Parkinson's disease (PD) is characterized by dopaminergic neurons degeneration in the substantia nigra pars compacta. Increasing evidence indicates that peripheral CD4+ T cells, a vital pathological component of PD, have been implicated in systemic inflammation activation, blood-brain barrier (BBB) dysfunction, central nervous system infiltration, and consequent neurons degeneration. However, there is no consensus on CD4+ T cell types' exact phenotypic characteristics in systemic inflammation and the mechanism of CD4+ T cells traffic into the BBB in patients with PD. In this study, we employed single-cell RNA sequencing (scRNA-seq) to elucidate the potential mechanism of T cells on the breakdown of BBB. The PD-associated Cytotoxic CD4+ T cells (CD4+ CTLs) were characterized by a significant increase in proportion as well as enhancement of interferon-gamma (IFNG) response and cell adhesion.
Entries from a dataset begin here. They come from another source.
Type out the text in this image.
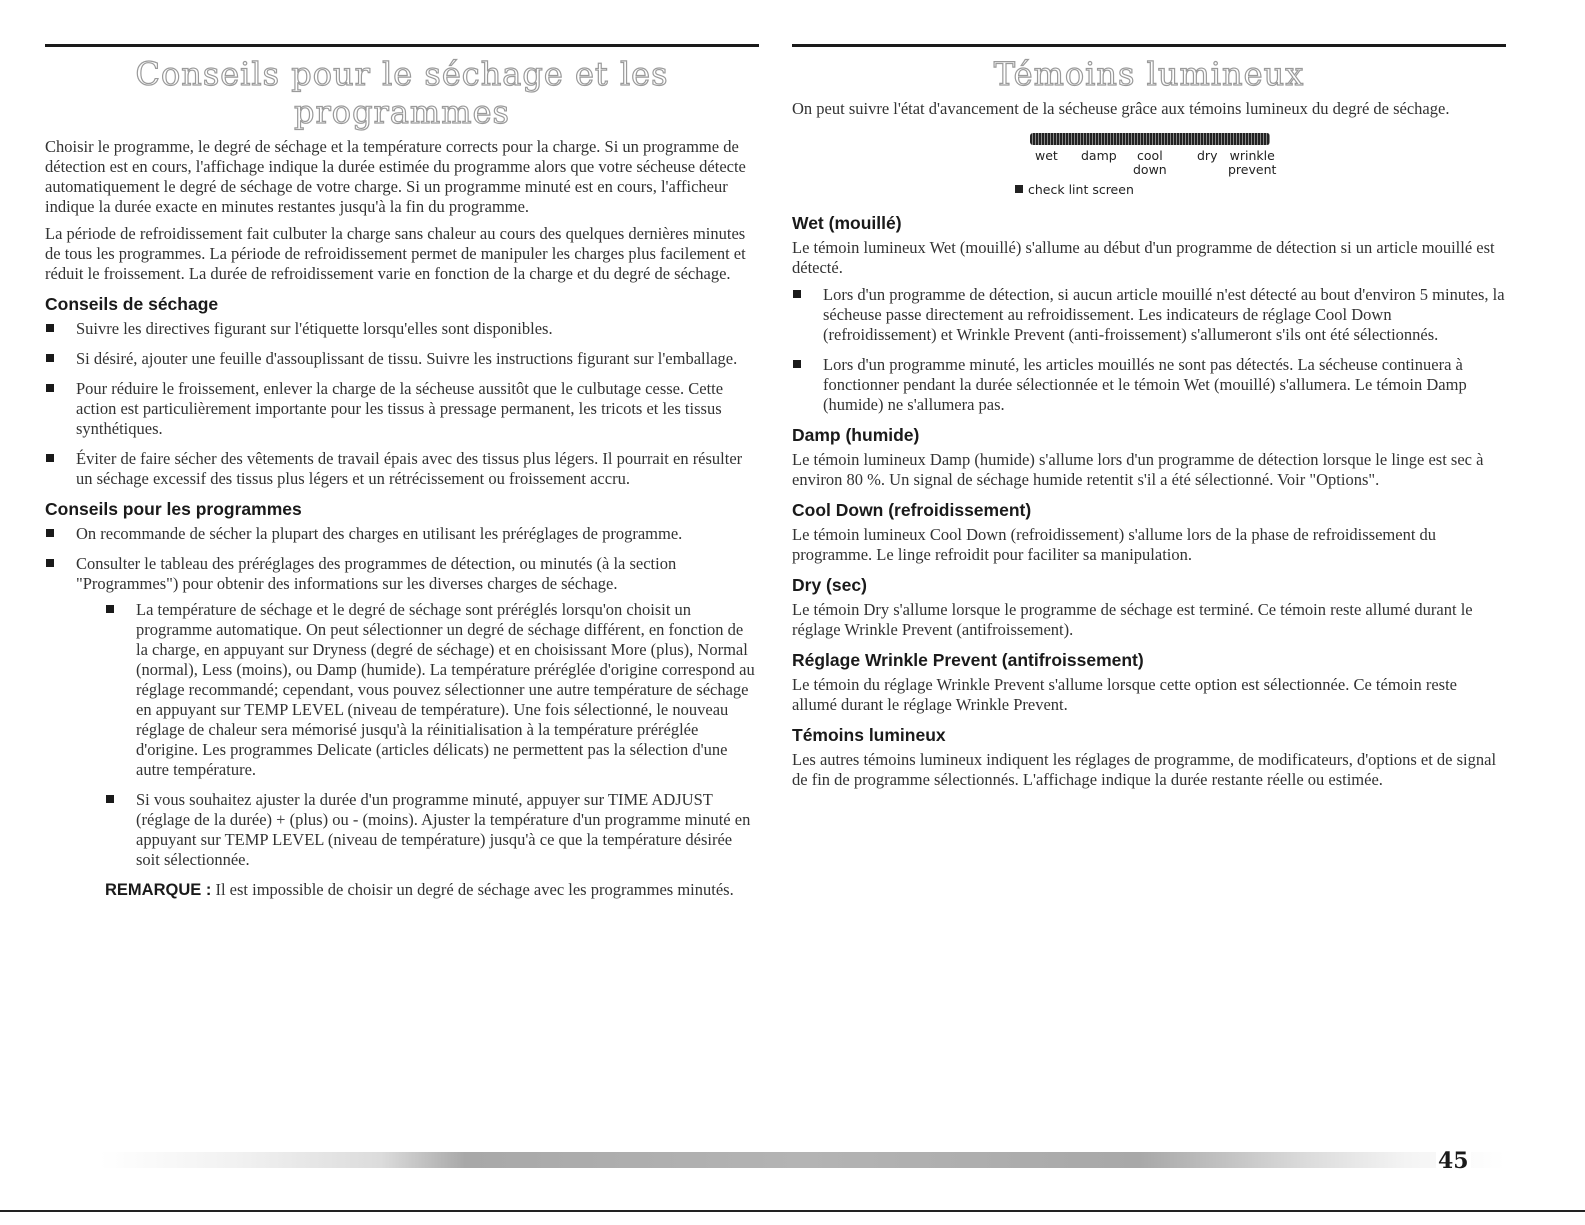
Conseils pour le séchage et les programmes

Choisir le programme, le degré de séchage et la température corrects pour la charge. Si un programme de détection est en cours, l'affichage indique la durée estimée du programme alors que votre sécheuse détecte automatiquement le degré de séchage de votre charge. Si un programme minuté est en cours, l'afficheur indique la durée exacte en minutes restantes jusqu'à la fin du programme.

La période de refroidissement fait culbuter la charge sans chaleur au cours des quelques dernières minutes de tous les programmes. La période de refroidissement permet de manipuler les charges plus facilement et réduit le froissement. La durée de refroidissement varie en fonction de la charge et du degré de séchage.

Conseils de séchage
Suivre les directives figurant sur l'étiquette lorsqu'elles sont disponibles.
Si désiré, ajouter une feuille d'assouplissant de tissu. Suivre les instructions figurant sur l'emballage.
Pour réduire le froissement, enlever la charge de la sécheuse aussitôt que le culbutage cesse. Cette action est particulièrement importante pour les tissus à pressage permanent, les tricots et les tissus synthétiques.
Éviter de faire sécher des vêtements de travail épais avec des tissus plus légers. Il pourrait en résulter un séchage excessif des tissus plus légers et un rétrécissement ou froissement accru.
Conseils pour les programmes
On recommande de sécher la plupart des charges en utilisant les préréglages de programme.
Consulter le tableau des préréglages des programmes de détection, ou minutés (à la section "Programmes") pour obtenir des informations sur les diverses charges de séchage.
La température de séchage et le degré de séchage sont préréglés lorsqu'on choisit un programme automatique. On peut sélectionner un degré de séchage différent, en fonction de la charge, en appuyant sur Dryness (degré de séchage) et en choisissant More (plus), Normal (normal), Less (moins), ou Damp (humide). La température préréglée d'origine correspond au réglage recommandé; cependant, vous pouvez sélectionner une autre température de séchage en appuyant sur TEMP LEVEL (niveau de température). Une fois sélectionné, le nouveau réglage de chaleur sera mémorisé jusqu'à la réinitialisation à la température préréglée d'origine. Les programmes Delicate (articles délicats) ne permettent pas la sélection d'une autre température.
Si vous souhaitez ajuster la durée d'un programme minuté, appuyer sur TIME ADJUST (réglage de la durée) + (plus) ou - (moins). Ajuster la température d'un programme minuté en appuyant sur TEMP LEVEL (niveau de température) jusqu'à ce que la température désirée soit sélectionnée.

REMARQUE : Il est impossible de choisir un degré de séchage avec les programmes minutés.

Témoins lumineux

On peut suivre l'état d'avancement de la sécheuse grâce aux témoins lumineux du degré de séchage.

wet damp	cool
down
dry wrinkle
prevent
check lint screen
Wet (mouillé)

Le témoin lumineux Wet (mouillé) s'allume au début d'un programme de détection si un article mouillé est détecté.

Lors d'un programme de détection, si aucun article mouillé n'est détecté au bout d'environ 5 minutes, la sécheuse passe directement au refroidissement. Les indicateurs de réglage Cool Down (refroidissement) et Wrinkle Prevent (anti-froissement) s'allumeront s'ils ont été sélectionnés.
Lors d'un programme minuté, les articles mouillés ne sont pas détectés. La sécheuse continuera à fonctionner pendant la durée sélectionnée et le témoin Wet (mouillé) s'allumera. Le témoin Damp (humide) ne s'allumera pas.
Damp (humide)

Le témoin lumineux Damp (humide) s'allume lors d'un programme de détection lorsque le linge est sec à environ 80 %. Un signal de séchage humide retentit s'il a été sélectionné. Voir "Options".

Cool Down (refroidissement)

Le témoin lumineux Cool Down (refroidissement) s'allume lors de la phase de refroidissement du programme. Le linge refroidit pour faciliter sa manipulation.

Dry (sec)

Le témoin Dry s'allume lorsque le programme de séchage est terminé. Ce témoin reste allumé durant le réglage Wrinkle Prevent (antifroissement).

Réglage Wrinkle Prevent (antifroissement)

Le témoin du réglage Wrinkle Prevent s'allume lorsque cette option est sélectionnée. Ce témoin reste allumé durant le réglage Wrinkle Prevent.

Témoins lumineux

Les autres témoins lumineux indiquent les réglages de programme, de modificateurs, d'options et de signal de fin de programme sélectionnés. L'affichage indique la durée restante réelle ou estimée.

45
Meanwhile, TBX21, IRF1 and NFATC2, identified as the key transcription factors in effector CD4+ T cells differentiation, induced overexpression of target genes-IFNG in CD4+ CTLs. Interestingly, endothelial cells (ECs) in PD patients were discovered to be more responsive to IFNG than other cell types of midbrain. Furthermore, the cell-cell communication analysis between CD4+ T cells and midbrain cells identified IFNG/IFNGR1 and SPP1/ITGB1 as the ligand-receptor pairs to mediate CD4+ CTLs' infiltration into the central nervous system (CNS) through the weakened ECs' tight junction. Together, these results suggested that PD-specific peripheral CD4+ CTLs might influence BBB function by migrating to mesencephalic endothelial cells (ECs) and activating the IFNG response in ECs.